While the media is full of jokes and commentary about haggis, Scotch, and kilts, this is actually a very serious matter.
When the USSR broke apart on December 26, 1991, much of the world was shocked but also quite thrilled. For me, growing up during the Cold War, it was almost too much to imagine. My generation only knew the USSR as a superpower and a threat to the United States and the rest of the free world. Suddenly, it was effectively gone.
During those exciting post-Soviet dissolution days, few people noted that while in some instances there can be tremendous upside to such a break up, in other circumstances just the opposite might true.

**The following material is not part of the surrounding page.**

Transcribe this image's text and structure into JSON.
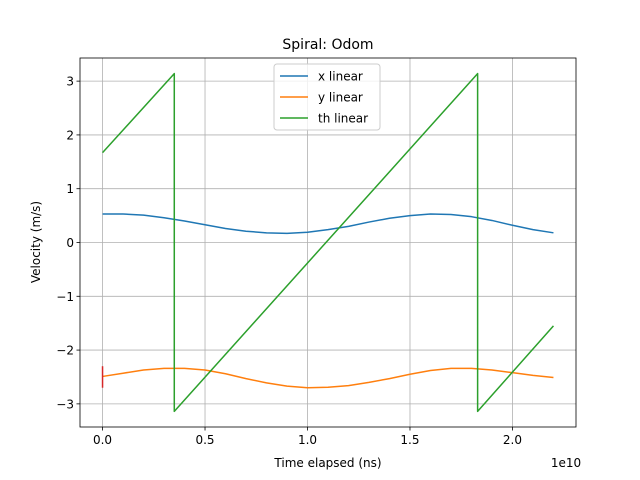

In Scotland’s case, there appear to be lots of emotional reasons for Scots to vote “yes,” but that’s about it. There aren’t many other good reasons to separate. Economically and politically, it’s likely an independent Scotland would find itself in dire straits. For instance, what currency would Scotland use? Would it be granted admission into the European Union or NATO? Would it be able to support an extensive welfare state, which most Scots favor, completely from the income generated by North Sea oil?
And what about the impact on the region and the rest of the world?
How would such a move affect the economies of Great Britain, Europe, and the United States? More importantly, would such a move begin a domino effect in other countries?
Spain is particularly concerned since Catalonia has long sought its freedom. Parts of the French Mediterranean and Quebec also harbor separatist movements.
The United States isn’t totally immune to the independence bug. Drive around Texas and you’ll see a few “Secede” bumper stickers on the back of pick-up trucks. In California, there is currently a movement, not to secede entirely, but instead to basically secede internally. Citizens of the Silicon Valley are currently floating a proposal to divide the state into six different states thus inoculating the wealthiest part of the Golden State from the poorest.
All this begs a rather disturbing question.
Could the United States ever go the way of the USSR and separate into its more naturally unified parts? In theory, this question was decided the only time our nation was ever split in two, but separatist movements generally don’t follow cleanly constructed rules so even that’s not entirely out of the question.
We should know that results of Scotland’s vote soon.
Weighing everything, if I had a vote as some of my ancestors would if alive today, I would vote “no.”